Efimia Papadopoulou-Alataki, Greece
Aristotle University of Thessaloniki PediatricsPresenter of 1 Presentation
IDENTIFICATION OF A HETEROZYGOUS VARIANT IN THE IRAK-4 GENE IN A 17-YEAR OLD FEMALE PATIENT
Abstract
Background and Aims
IRAK-4 is an active kinase associated with the IL1 receptor. It is involved in the signaling pathway of the cellular activation in response to Toll like receptor (TLR) agonists and the IL-1/IL-18 superfamily.
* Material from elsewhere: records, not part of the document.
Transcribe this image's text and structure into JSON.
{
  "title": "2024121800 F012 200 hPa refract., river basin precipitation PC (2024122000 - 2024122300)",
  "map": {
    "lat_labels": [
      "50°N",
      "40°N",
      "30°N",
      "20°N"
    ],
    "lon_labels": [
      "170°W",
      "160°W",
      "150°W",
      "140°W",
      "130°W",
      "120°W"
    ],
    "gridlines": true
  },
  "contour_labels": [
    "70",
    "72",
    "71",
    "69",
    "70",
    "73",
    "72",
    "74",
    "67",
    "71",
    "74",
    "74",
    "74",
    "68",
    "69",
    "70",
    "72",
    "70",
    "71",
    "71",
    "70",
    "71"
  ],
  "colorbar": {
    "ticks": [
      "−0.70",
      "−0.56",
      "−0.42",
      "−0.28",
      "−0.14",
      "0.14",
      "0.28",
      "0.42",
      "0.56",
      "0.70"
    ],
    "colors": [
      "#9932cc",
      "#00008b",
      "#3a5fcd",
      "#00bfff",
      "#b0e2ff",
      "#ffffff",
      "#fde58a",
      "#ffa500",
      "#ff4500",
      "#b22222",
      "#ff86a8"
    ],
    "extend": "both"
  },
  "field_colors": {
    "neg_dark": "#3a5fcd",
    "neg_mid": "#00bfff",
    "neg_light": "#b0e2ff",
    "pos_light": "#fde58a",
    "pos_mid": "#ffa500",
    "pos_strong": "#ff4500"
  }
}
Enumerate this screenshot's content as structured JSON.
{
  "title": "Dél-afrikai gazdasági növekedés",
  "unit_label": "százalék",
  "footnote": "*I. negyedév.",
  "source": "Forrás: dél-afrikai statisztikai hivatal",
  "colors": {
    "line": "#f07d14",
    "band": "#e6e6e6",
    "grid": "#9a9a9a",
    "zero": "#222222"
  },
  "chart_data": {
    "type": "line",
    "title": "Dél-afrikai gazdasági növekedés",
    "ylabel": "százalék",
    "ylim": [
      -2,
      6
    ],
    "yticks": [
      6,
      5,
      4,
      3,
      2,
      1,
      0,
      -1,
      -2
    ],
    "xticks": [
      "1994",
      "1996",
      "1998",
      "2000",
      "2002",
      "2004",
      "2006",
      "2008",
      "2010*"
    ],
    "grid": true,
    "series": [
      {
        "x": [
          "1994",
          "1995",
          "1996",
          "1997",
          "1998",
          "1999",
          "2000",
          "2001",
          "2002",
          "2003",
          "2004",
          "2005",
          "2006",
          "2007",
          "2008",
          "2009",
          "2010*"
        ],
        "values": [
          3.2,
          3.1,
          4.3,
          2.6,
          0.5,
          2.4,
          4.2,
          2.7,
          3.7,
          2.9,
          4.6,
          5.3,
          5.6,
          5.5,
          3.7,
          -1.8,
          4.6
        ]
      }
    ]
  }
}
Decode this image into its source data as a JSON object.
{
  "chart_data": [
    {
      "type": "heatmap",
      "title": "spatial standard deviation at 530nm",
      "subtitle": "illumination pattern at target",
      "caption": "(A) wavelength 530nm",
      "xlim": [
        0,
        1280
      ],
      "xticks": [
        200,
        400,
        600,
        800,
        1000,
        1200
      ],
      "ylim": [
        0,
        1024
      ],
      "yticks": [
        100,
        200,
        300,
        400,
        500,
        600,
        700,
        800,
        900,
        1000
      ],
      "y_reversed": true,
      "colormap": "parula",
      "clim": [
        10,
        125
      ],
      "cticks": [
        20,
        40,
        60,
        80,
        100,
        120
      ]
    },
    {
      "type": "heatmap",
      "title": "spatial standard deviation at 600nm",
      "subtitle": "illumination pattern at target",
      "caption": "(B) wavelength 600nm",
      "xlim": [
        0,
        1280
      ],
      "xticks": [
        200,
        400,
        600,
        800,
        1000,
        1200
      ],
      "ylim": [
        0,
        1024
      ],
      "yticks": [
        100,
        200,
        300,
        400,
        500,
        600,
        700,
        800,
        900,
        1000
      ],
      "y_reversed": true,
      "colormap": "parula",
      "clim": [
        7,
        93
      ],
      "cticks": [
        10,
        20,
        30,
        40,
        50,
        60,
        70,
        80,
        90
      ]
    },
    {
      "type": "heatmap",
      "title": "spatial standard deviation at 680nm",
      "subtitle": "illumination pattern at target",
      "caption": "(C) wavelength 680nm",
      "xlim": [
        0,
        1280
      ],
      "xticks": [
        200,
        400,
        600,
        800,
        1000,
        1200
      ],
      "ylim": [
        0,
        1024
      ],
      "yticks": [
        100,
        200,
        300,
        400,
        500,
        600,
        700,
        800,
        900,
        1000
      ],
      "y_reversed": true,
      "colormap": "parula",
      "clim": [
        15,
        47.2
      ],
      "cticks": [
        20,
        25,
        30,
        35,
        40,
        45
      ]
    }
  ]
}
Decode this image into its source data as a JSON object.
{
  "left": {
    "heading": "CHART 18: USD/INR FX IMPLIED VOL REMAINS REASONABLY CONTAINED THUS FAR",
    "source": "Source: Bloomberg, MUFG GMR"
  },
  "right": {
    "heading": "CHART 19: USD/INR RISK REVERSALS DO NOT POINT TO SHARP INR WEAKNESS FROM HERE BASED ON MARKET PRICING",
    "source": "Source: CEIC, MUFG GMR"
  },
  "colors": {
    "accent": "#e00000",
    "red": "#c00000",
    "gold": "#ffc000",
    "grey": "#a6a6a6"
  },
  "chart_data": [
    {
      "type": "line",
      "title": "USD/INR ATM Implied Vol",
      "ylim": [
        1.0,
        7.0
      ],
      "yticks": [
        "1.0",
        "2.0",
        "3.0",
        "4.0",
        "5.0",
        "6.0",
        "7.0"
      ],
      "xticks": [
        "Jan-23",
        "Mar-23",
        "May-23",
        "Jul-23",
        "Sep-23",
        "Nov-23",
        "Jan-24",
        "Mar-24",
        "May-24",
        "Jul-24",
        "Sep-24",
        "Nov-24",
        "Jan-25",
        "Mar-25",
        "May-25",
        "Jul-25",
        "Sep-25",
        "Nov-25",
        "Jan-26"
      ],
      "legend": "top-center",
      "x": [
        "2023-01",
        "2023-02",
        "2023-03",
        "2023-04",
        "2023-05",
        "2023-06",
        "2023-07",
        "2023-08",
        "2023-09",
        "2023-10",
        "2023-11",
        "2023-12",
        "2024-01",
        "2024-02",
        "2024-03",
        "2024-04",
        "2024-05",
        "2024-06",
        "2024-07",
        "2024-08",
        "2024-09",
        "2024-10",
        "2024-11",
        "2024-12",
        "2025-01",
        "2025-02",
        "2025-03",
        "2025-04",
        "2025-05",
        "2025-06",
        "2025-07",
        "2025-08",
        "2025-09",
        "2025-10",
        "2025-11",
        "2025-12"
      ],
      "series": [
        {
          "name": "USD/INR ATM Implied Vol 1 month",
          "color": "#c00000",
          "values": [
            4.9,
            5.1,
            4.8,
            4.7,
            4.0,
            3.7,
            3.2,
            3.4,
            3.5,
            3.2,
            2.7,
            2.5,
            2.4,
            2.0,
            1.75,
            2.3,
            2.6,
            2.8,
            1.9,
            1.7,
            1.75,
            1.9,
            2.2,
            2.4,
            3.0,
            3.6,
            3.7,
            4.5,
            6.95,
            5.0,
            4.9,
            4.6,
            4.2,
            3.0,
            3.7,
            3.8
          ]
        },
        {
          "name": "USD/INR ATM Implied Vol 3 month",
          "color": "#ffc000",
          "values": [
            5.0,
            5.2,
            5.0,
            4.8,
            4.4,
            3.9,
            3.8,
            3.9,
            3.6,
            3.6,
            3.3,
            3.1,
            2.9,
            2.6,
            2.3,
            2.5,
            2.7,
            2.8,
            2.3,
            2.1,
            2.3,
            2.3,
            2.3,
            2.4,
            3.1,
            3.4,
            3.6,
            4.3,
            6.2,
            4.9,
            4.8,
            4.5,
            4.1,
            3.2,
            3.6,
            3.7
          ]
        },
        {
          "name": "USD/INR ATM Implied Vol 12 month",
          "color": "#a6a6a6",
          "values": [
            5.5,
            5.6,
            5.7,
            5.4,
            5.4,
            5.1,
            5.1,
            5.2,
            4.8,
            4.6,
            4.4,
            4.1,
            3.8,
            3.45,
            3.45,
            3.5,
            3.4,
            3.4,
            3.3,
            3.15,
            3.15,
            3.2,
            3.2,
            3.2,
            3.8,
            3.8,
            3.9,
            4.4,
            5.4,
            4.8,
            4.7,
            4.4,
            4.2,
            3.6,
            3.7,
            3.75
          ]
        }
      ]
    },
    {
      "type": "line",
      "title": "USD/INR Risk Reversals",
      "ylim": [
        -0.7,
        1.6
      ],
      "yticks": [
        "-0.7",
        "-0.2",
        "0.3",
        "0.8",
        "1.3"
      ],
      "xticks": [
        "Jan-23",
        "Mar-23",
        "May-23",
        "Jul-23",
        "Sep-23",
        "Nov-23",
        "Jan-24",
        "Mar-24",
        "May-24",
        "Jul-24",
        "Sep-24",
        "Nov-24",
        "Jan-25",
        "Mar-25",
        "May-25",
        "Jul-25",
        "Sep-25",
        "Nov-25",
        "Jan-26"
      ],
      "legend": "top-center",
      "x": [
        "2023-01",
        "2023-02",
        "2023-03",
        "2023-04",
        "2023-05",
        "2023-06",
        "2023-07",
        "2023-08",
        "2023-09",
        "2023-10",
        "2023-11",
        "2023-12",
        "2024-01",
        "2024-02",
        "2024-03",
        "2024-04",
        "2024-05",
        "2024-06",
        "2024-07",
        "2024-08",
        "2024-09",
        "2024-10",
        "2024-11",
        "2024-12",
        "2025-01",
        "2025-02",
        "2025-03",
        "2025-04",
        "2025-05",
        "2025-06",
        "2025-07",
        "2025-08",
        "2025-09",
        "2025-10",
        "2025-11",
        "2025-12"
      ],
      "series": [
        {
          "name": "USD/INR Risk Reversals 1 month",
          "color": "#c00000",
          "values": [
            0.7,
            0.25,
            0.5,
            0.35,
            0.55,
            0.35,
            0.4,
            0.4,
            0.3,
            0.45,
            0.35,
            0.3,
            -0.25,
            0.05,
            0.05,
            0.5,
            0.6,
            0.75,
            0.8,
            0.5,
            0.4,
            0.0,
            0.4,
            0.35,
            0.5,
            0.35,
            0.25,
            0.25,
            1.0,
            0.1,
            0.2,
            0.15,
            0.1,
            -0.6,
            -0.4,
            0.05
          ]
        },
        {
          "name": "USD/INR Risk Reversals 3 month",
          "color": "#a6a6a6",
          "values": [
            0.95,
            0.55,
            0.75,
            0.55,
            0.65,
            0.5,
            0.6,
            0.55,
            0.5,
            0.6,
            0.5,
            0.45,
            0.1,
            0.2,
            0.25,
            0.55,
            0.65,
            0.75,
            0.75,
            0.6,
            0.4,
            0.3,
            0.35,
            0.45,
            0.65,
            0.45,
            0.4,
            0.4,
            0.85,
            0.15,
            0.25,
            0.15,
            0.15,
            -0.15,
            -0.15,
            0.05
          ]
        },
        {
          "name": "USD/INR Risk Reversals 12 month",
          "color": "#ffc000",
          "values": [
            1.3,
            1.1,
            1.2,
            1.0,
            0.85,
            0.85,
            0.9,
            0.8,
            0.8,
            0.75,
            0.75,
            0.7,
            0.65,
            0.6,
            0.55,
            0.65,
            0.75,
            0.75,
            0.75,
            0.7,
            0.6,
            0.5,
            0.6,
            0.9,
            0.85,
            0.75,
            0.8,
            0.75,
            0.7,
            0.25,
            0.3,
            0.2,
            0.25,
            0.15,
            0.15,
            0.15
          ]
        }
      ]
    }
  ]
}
Irak-4 deficiency is an autosomal recessive defect of innate immunity. We report a 17-year old female patient with recurrent infections and numerous hospitalizations since the age of 3 years. At the age of 7 years she was investigated for recurrent bacterial infections affecting the skin (Staphylococcus aureus) and the respiratory tract such as sinusitis, otitis media and mastoiditis (S. pneumoniae). She was also diagnosed with intellectual disability within autism spectrum, obesity and hypothyroidism. Her immunological investigation was normal except low immunoglobulin levels (IgG=717mg/dl, IgA=26,60mg/dl, IgM=50,80mg/dl). A prophylactic administration of immunoglobulins was started and lasted 5 years resulting in significant reduction of infections. Since the age of 12 years she is no longer suffering from infections and her immunoglobulin levels are normal.
Methods
Whole exome sequencing was performed on the patient. DNA-analysis was done using Otogenetics Corporation (USA). IRAK4-gene expression was assessed with qRT-PCR.
Results
Whole exome sequencing analysis revealed a heterozygous variant in the patient: c.823delT (p.S275fs*13) in IRAK-4 gene.
Conclusions
IRAK-4 should be considered among patients with unclassified primary immunodeficiency. The diagnosis is confirmed by IRAK-4 gene sequencing. Clinical outcome improves with age. Prophylactic treatment with immunoglobulins is recommended until the teenage years.